The latest Treasury estimate of tax expenditures puts the cost this financial year at $67.4 billion, down from $73.7 billion last year at the height of the economic boom. It expects the cost to climb again quickly from next year reaching just short of $80 billion in 2011-12.
Roughly one third of the tax expenditures relate to superannuation, the most expensive being the one that taxes contributions to funds and the earnings of funds at just 15 per cent instead of the marginal rate. The fastest growing cost is the move to make all superannuation payouts tax free to Australians aged 60 and over from July 2007.
For the first time in a tax expenditures statement the Treasury has quantified the cost of exemptions from the Goods and Services Tax which it puts at $13.5 billion...

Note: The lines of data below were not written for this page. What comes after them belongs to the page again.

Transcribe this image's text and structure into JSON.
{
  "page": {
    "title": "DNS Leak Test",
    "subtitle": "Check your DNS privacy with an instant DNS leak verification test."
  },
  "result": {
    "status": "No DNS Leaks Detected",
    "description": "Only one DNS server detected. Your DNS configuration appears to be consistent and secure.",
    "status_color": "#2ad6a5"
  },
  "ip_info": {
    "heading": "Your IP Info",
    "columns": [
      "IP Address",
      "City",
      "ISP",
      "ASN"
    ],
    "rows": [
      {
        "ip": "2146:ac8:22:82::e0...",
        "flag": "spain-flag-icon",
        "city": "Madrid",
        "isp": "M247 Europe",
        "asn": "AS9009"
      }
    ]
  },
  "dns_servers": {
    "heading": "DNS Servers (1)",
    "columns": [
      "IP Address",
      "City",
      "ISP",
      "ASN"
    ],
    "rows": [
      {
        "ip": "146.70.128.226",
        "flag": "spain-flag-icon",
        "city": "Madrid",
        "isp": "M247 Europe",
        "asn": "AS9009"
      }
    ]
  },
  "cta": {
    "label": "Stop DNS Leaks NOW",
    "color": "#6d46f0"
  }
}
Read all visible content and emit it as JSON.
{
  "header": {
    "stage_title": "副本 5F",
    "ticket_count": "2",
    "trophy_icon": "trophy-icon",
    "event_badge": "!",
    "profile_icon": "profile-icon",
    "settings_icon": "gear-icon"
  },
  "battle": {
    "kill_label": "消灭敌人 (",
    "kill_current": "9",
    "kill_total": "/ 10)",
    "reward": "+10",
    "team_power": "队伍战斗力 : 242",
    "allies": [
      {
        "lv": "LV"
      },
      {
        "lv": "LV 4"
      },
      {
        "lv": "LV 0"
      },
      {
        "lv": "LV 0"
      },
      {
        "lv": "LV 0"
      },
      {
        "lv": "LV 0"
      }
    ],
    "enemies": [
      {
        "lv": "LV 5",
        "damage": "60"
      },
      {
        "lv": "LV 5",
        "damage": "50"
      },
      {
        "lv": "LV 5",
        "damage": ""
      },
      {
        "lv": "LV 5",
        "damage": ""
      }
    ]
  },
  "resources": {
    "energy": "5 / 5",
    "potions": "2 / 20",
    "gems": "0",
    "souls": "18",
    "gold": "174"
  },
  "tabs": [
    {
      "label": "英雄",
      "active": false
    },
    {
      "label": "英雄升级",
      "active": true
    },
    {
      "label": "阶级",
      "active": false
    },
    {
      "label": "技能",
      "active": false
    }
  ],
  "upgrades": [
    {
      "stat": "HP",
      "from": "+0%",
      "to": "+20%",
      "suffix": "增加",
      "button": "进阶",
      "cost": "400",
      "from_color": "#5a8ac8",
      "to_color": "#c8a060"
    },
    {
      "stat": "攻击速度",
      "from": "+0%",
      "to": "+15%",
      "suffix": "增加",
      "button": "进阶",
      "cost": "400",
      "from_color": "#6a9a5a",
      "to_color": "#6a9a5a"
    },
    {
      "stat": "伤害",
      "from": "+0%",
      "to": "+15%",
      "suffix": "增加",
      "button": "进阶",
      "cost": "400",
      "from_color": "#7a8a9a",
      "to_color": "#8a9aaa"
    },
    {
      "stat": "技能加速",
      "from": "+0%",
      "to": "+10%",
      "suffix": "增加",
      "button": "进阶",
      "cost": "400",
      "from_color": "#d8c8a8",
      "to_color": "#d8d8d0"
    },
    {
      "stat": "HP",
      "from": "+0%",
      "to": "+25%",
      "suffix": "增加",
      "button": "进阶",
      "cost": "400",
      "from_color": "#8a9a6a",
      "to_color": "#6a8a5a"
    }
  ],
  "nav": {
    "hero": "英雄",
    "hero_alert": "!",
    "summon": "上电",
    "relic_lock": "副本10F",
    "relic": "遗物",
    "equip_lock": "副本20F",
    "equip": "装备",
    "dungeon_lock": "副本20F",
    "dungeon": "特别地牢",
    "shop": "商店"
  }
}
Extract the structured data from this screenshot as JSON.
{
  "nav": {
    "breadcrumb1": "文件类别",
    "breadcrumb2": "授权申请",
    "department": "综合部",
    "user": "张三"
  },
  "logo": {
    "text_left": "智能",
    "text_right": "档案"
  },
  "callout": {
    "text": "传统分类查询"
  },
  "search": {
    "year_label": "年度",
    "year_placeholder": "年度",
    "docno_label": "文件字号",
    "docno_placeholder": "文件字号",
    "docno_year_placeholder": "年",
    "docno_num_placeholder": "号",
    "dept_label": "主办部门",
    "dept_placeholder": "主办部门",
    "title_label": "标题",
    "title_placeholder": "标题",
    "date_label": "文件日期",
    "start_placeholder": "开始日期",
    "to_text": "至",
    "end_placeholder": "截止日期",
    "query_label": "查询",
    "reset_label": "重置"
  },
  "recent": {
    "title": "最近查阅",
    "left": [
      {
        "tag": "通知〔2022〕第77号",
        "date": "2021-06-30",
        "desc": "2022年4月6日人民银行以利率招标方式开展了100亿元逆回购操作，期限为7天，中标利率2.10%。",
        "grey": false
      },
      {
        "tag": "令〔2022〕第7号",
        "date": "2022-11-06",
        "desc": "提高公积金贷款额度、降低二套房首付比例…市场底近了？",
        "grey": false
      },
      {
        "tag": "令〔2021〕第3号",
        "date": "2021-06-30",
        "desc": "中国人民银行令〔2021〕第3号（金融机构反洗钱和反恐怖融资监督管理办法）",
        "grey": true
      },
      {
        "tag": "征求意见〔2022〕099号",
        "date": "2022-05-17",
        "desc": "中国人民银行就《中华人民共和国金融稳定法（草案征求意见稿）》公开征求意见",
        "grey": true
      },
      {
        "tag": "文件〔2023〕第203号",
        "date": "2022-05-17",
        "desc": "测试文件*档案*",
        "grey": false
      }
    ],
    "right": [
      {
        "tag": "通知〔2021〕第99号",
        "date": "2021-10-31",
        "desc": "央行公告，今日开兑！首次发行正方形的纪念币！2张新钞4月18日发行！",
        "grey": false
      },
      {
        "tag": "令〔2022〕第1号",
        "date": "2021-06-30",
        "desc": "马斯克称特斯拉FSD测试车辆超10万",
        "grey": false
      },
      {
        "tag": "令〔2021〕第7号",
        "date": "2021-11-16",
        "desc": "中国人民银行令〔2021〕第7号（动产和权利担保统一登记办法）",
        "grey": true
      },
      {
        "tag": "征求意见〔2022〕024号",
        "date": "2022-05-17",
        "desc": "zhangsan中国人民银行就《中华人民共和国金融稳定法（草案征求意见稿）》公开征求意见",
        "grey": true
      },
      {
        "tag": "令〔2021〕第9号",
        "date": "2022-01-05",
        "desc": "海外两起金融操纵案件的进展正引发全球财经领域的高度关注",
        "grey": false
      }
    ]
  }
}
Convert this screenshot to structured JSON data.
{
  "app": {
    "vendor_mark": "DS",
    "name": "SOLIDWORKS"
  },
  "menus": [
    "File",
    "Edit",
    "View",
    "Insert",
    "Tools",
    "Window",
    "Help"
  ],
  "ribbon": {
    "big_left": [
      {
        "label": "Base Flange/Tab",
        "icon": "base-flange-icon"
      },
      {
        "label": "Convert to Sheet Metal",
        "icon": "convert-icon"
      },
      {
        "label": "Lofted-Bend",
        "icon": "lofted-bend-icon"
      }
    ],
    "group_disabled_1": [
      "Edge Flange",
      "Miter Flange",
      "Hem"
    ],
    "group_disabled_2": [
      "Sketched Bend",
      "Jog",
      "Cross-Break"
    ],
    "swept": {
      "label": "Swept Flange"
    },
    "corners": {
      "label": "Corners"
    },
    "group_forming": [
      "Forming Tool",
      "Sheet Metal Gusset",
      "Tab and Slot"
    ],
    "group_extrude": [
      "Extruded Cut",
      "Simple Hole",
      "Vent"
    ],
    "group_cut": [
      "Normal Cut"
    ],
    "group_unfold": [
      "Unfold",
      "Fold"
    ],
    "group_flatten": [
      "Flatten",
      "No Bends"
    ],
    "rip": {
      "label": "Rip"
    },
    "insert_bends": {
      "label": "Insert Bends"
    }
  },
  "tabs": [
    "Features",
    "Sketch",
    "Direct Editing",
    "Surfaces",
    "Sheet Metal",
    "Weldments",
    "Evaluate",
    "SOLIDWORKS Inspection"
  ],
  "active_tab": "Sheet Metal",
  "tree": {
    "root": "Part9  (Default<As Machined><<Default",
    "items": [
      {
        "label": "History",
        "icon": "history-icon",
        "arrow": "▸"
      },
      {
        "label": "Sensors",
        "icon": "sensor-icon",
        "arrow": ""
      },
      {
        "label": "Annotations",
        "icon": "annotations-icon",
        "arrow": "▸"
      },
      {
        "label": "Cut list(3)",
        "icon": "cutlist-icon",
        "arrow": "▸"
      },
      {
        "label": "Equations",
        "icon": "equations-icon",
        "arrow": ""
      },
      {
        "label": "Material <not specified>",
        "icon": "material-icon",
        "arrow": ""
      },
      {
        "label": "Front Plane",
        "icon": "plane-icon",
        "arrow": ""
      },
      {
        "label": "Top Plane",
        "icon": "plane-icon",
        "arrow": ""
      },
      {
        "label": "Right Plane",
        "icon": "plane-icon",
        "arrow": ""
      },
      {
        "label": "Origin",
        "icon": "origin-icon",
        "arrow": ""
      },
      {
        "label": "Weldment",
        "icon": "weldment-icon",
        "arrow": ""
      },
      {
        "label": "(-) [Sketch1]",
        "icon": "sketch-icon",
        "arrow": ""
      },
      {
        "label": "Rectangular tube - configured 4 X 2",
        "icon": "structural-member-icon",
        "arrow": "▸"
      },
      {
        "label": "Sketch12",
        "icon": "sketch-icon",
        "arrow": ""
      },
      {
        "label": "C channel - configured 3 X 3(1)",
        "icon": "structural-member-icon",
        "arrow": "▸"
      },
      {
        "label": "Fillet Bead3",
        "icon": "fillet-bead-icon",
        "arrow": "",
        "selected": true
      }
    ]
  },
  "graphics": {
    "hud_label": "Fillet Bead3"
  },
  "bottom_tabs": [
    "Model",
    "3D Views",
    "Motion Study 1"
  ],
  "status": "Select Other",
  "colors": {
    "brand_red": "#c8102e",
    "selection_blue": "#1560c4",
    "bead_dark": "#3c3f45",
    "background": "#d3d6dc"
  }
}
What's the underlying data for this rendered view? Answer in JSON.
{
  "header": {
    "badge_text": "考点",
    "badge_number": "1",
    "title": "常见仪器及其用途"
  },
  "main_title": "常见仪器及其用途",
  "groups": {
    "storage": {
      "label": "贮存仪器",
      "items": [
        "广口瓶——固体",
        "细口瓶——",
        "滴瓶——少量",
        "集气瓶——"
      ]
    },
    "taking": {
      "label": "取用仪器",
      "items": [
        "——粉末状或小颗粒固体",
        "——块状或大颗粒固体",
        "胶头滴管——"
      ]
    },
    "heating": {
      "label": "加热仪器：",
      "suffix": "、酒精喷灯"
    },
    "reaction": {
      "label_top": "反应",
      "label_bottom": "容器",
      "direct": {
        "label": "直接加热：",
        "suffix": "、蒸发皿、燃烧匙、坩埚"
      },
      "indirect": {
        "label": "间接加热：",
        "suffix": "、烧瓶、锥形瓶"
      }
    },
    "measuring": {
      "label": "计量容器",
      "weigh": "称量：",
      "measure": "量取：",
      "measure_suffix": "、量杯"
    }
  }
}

The biggest cost is 50 per cent tax exemption for income from capital gains, estimated at $10 billion.
The Treasury says in the statement that while direct government expenditures are annually “scrutinised by parliament, the media and the general public” in the Budget, tax expenditures are “generally not obvious” and are often closely examined only once, when they are introduced.
The estimates come as the tax review chaired by the head of the Treasury Ken Henry gets down to the detailed work of drawing up its draft proposals, due for release mid-year. Its final report is due in December.
Other large tax expenditures identified by Treasury include the Fringe Benefits Tax concessions for cars valued at $1.8 billion, exempting Family Tax Benefits from income tax valued at $2.5 billion, and exempting the 30 per cent Private Health Insurance Rebate from income tax, valued at $1 billion.